Callie, a very cute kitten, had a rare condition called a cleft palate.

This is an abnormal opening in the roof of the mouth that allows food to go into the nose. This causes gagging, choking, severe sneezing, infections of the nose and difficulty breathing.

In addition, affected pets don’t thrive. They are typically malnourished because it’s difficult to feed them enough to help them grow.

When her owner reached out to me to help with the surgery, Callie was only 6 weeks and weight only 1 pound. Her incredibly dedicated owner had already been through a lot, since she had bottle fed Callie from birth.

Doing surgery to close the “hole” in not recommended in such a young kitten.

Callie at 6 weeks of age

So we agreed that we would try to hang in there until Callie is older and stronger. She needed to be a better candidate for anesthesia and surgery. Until then, family members had to take turns to feed Callie slurry every few hours.

Long story short, Callie grew stronger and eventually had surgery at Brodheadsville Veterinary Clinic (www.brodheadsvillevet.com) when she turned 8 months. On the picture below, Callie is on her back on the surgery table. The red arrow shows the normal part of the front of the roof of the mouth. The green arrow shows the hole in the back part of the roof of the mouth, ie the cleft palate.

Callie made it through surgery with flying colors and woke up smoothly after anesthesia. The picture below shows the stiched-up opening.

Once home, she immediately started eating whatever was put in front of her. There was no sneezing, coughing or gagging.

Callie’s owner writes: “It was so amazing! I can hardly find words to describe how it felt to see her eat like a normal kitten.” She quickly put on a pound.

About 2 weeks after the surgery, bubbles started to come out of Callie’s nose after eating or drinking. What happened is that one tiny area didn’t heal properly. This can happen, and we had discussed that possibility during the consultation. So we did another surgery, minor this time, to close the tiny pinhole.

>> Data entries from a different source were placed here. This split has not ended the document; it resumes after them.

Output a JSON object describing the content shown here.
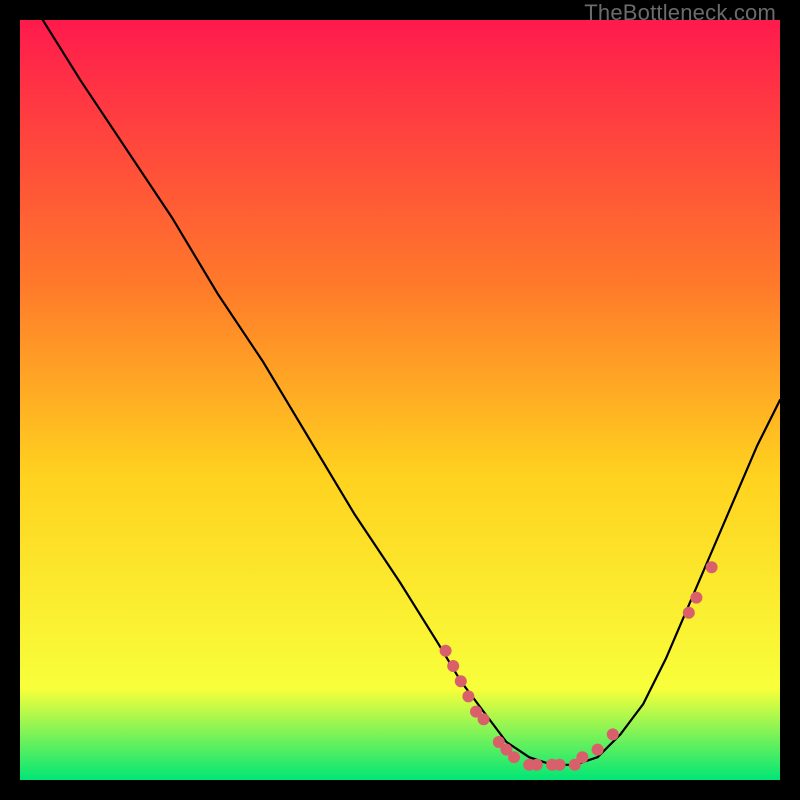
{
  "watermark": "TheBottleneck.com",
  "chart_data": {
    "type": "line",
    "title": "",
    "xlabel": "",
    "ylabel": "",
    "xlim": [
      0,
      100
    ],
    "ylim": [
      0,
      100
    ],
    "background_gradient": {
      "top": "#ff1a4d",
      "mid1": "#ff7a2a",
      "mid2": "#ffd21f",
      "mid3": "#f8ff3a",
      "bottom": "#00e676"
    },
    "series": [
      {
        "name": "bottleneck-curve",
        "stroke": "#000000",
        "x": [
          3,
          8,
          14,
          20,
          26,
          32,
          38,
          44,
          50,
          55,
          58,
          61,
          64,
          67,
          70,
          73,
          76,
          79,
          82,
          85,
          88,
          91,
          94,
          97,
          100
        ],
        "y": [
          100,
          92,
          83,
          74,
          64,
          55,
          45,
          35,
          26,
          18,
          13,
          9,
          5,
          3,
          2,
          2,
          3,
          6,
          10,
          16,
          23,
          30,
          37,
          44,
          50
        ]
      }
    ],
    "markers": {
      "name": "highlighted-points",
      "color": "#d9606a",
      "radius": 6,
      "points": [
        {
          "x": 56,
          "y": 17
        },
        {
          "x": 57,
          "y": 15
        },
        {
          "x": 58,
          "y": 13
        },
        {
          "x": 59,
          "y": 11
        },
        {
          "x": 60,
          "y": 9
        },
        {
          "x": 61,
          "y": 8
        },
        {
          "x": 63,
          "y": 5
        },
        {
          "x": 64,
          "y": 4
        },
        {
          "x": 65,
          "y": 3
        },
        {
          "x": 67,
          "y": 2
        },
        {
          "x": 68,
          "y": 2
        },
        {
          "x": 70,
          "y": 2
        },
        {
          "x": 71,
          "y": 2
        },
        {
          "x": 73,
          "y": 2
        },
        {
          "x": 74,
          "y": 3
        },
        {
          "x": 76,
          "y": 4
        },
        {
          "x": 78,
          "y": 6
        },
        {
          "x": 88,
          "y": 22
        },
        {
          "x": 89,
          "y": 24
        },
        {
          "x": 91,
          "y": 28
        }
      ]
    }
  }
}
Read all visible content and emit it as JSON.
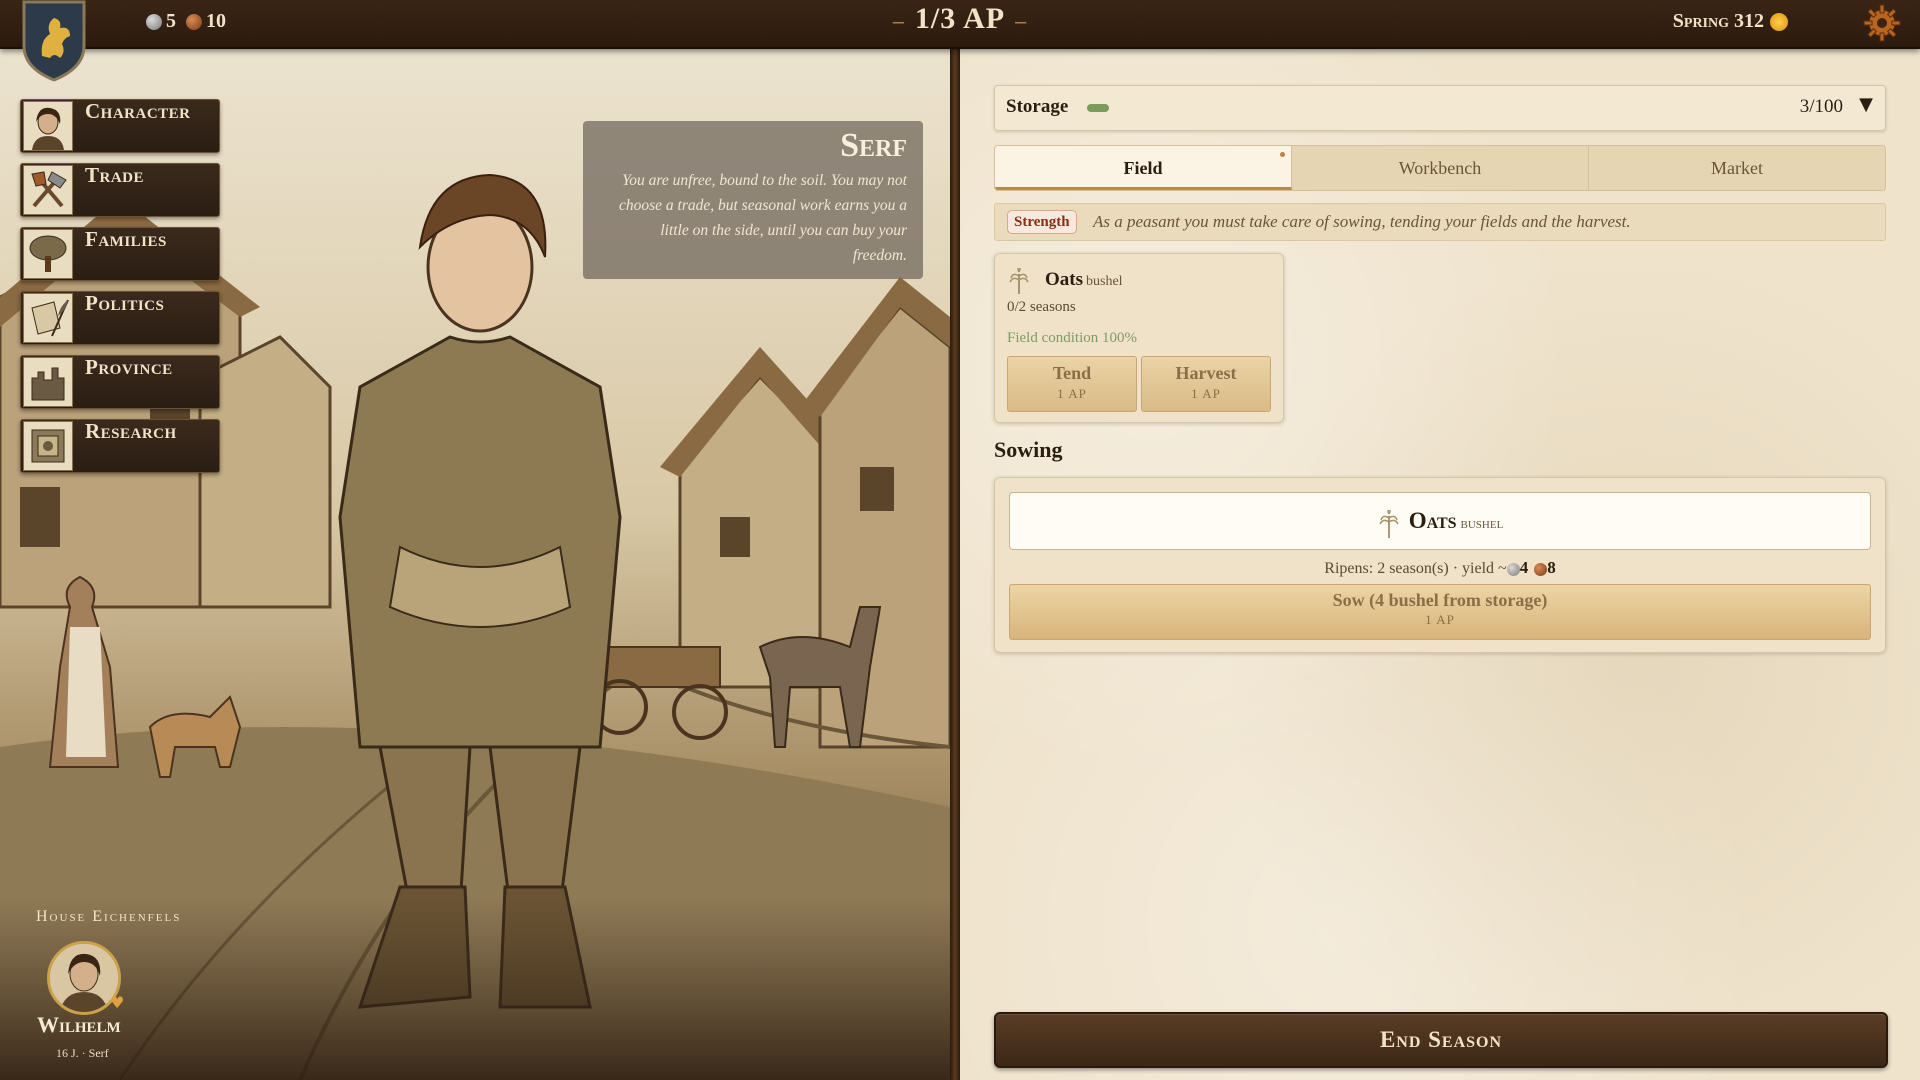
{
  "topbar": {
    "silver": "5",
    "copper": "10",
    "ap": "1/3 AP",
    "season": "Spring 312"
  },
  "menu": {
    "items": [
      {
        "label": "Character"
      },
      {
        "label": "Trade"
      },
      {
        "label": "Families"
      },
      {
        "label": "Politics"
      },
      {
        "label": "Province"
      },
      {
        "label": "Research"
      }
    ]
  },
  "role": {
    "title": "Serf",
    "description": "You are unfree, bound to the soil. You may not choose a trade, but seasonal work earns you a little on the side, until you can buy your freedom."
  },
  "player": {
    "house": "House Eichenfels",
    "name": "Wilhelm",
    "info": "16 J. · Serf"
  },
  "storage": {
    "label": "Storage",
    "count": "3/100",
    "fill_fraction": 0.03
  },
  "tabs": [
    {
      "label": "Field",
      "active": true
    },
    {
      "label": "Workbench",
      "active": false
    },
    {
      "label": "Market",
      "active": false
    }
  ],
  "strength": {
    "badge": "Strength",
    "text": "As a peasant you must take care of sowing, tending your fields and the harvest."
  },
  "crop": {
    "name": "Oats",
    "unit": "bushel",
    "seasons": "0/2 seasons",
    "condition": "Field condition 100%",
    "tend_label": "Tend",
    "tend_cost": "1 AP",
    "harvest_label": "Harvest",
    "harvest_cost": "1 AP"
  },
  "sowing": {
    "title": "Sowing",
    "crop_name": "Oats",
    "crop_unit": "bushel",
    "ripens_text": "Ripens: 2 season(s) · yield ~",
    "yield_silver": "4",
    "yield_copper": "8",
    "sow_label": "Sow (4 bushel from storage)",
    "sow_cost": "1 AP"
  },
  "end_season": "End Season",
  "colors": {
    "accent_gold": "#c9a24a",
    "field_green": "#7e9b64",
    "strength_red": "#8b2e14",
    "dark_wood": "#3c2716"
  }
}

“Since that second operation, she has had no problems eating or drinking anything. She seems to prefer dry food over wet, now that she doesn’t have to worry about gagging it up.”

“She just turned 1 year of age and now weighs about 9.5 lbs. She is a happy, energetic, precocious cat that looks like a kitten and we can’t imagine life without her.”

I love Callie’s story because it’s such a perfect example of how one loving human can dedicate so much time of energy and save one tiny kitten’s life.

Many, many people would have given up. But not Callie’s owner. She is now rewarded with a beautiful, healthy cat who can enjoy life.